Course Baked Goods, Baking, Breakfast, Snack
Cuisine Vegan
Keyword Baked Oatmeal, Baked Oatmeal Cups, Breakfast, healthy breakfast, Oatmeal Cups, vegan
Prep Time 10 minutes
Cook Time 35 minutes
Servings 12 oatmeal cups
Author hannahmageerd


Dry Ingredients

  • 3 cups large flake rolled oats
  • 1/2 tsp cinnamon
  • 1/4 tsp salt
  • 2 tsp baking powder
  • 1/3 cup non-dairy chocolate chunks or chocolate chips

Wet Ingredients

  • 2 tbsp ground flaxseed
  • 6 tbsp water
  • 2 medium ripe bananas
  • 1/4 cup pure maple syrup
  • 1 1/2 cups non-dairy milk


  • Preheat oven to 350F. Line a muffin tin with paper or sillicone baking cups.
  • In a small bowl, whisk together ground flaxseed and water to create your "flax eggs" (equivalent to 2 eggs).
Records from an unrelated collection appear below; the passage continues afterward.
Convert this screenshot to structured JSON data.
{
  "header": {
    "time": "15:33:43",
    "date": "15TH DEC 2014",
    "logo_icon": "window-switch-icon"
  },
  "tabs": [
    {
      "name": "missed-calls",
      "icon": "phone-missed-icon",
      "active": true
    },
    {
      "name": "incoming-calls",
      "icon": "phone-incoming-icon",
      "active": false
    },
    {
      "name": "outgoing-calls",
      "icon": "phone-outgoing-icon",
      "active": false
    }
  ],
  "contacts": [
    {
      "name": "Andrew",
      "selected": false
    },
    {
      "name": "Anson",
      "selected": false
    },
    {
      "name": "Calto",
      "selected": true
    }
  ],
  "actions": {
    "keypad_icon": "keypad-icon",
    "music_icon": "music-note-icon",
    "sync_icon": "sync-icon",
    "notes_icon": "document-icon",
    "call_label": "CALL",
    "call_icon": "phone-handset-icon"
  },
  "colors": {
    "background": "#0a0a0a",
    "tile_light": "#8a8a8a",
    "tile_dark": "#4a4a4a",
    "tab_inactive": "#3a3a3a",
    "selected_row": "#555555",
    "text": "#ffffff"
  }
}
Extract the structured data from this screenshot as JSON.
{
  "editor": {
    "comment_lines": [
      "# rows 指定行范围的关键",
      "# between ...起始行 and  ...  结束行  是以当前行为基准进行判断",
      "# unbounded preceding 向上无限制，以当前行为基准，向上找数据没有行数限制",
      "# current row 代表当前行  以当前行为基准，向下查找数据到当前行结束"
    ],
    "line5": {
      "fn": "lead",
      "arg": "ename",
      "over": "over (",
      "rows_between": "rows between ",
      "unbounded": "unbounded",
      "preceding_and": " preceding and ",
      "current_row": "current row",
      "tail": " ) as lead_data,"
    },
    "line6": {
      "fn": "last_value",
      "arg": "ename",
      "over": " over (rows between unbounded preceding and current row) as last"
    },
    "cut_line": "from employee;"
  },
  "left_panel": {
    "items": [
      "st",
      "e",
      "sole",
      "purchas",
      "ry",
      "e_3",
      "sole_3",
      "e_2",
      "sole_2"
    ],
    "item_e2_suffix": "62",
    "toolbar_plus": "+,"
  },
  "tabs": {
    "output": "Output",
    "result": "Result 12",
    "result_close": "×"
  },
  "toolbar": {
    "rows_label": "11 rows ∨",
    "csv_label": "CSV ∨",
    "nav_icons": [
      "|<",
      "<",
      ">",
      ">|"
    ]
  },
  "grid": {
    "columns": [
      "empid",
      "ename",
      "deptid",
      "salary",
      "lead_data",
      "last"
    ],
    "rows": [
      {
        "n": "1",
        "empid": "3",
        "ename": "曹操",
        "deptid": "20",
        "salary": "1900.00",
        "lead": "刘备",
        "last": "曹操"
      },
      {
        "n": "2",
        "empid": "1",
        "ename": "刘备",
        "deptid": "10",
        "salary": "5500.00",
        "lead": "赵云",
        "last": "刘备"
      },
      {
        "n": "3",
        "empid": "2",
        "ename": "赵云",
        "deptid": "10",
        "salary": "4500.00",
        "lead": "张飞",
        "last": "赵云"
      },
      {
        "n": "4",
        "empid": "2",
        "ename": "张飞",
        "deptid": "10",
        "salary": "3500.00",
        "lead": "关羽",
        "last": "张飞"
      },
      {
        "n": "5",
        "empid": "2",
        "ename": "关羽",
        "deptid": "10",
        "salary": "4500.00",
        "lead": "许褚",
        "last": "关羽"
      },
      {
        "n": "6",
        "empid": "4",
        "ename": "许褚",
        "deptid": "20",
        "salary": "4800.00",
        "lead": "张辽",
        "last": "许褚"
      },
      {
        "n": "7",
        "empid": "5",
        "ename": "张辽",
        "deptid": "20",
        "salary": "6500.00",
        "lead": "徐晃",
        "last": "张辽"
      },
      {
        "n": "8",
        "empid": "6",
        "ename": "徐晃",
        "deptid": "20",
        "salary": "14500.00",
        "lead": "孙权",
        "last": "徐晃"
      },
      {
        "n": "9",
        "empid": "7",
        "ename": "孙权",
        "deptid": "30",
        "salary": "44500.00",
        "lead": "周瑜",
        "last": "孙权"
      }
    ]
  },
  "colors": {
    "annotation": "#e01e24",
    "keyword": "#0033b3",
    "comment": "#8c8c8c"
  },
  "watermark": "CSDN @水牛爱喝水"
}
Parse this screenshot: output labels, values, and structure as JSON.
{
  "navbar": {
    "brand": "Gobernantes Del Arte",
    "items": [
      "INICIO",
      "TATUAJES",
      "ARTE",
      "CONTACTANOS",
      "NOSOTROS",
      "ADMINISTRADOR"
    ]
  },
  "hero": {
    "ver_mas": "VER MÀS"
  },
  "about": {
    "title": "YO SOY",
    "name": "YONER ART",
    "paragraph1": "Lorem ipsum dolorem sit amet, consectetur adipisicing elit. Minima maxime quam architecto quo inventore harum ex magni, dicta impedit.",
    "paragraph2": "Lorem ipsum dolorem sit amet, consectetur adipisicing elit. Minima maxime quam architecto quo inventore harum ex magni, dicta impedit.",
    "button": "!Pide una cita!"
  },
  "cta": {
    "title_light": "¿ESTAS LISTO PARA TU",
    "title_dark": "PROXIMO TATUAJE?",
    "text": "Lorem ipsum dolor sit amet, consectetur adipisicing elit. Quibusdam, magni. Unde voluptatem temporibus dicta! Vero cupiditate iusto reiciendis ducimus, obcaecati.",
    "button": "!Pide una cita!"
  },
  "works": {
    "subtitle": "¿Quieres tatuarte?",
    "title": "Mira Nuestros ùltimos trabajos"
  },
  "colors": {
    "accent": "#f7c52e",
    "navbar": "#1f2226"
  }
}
Set aside for 5 minutes.
  • Whisk together all dry ingredients except chocolate chunks in a large mixing bowl. Set aside.
  • In a medium mixing bowl, add combine flax "eggs" and all other wet ingredients. Whisk together. Then add combined wet ingredients to the dry ingredient bowl. Mix together until well-combined.
  • Add chocolate chunks (or whatever add-ins you like) to the mixture and combine. Portion the batter into your lined muffin tins.
  • Bake in the preheated oven for 30-35 minutes until golden brown and the centre of the oatmeal cups have set (a toothpick comes out clean). Allow oatmeal cups to cool before storing.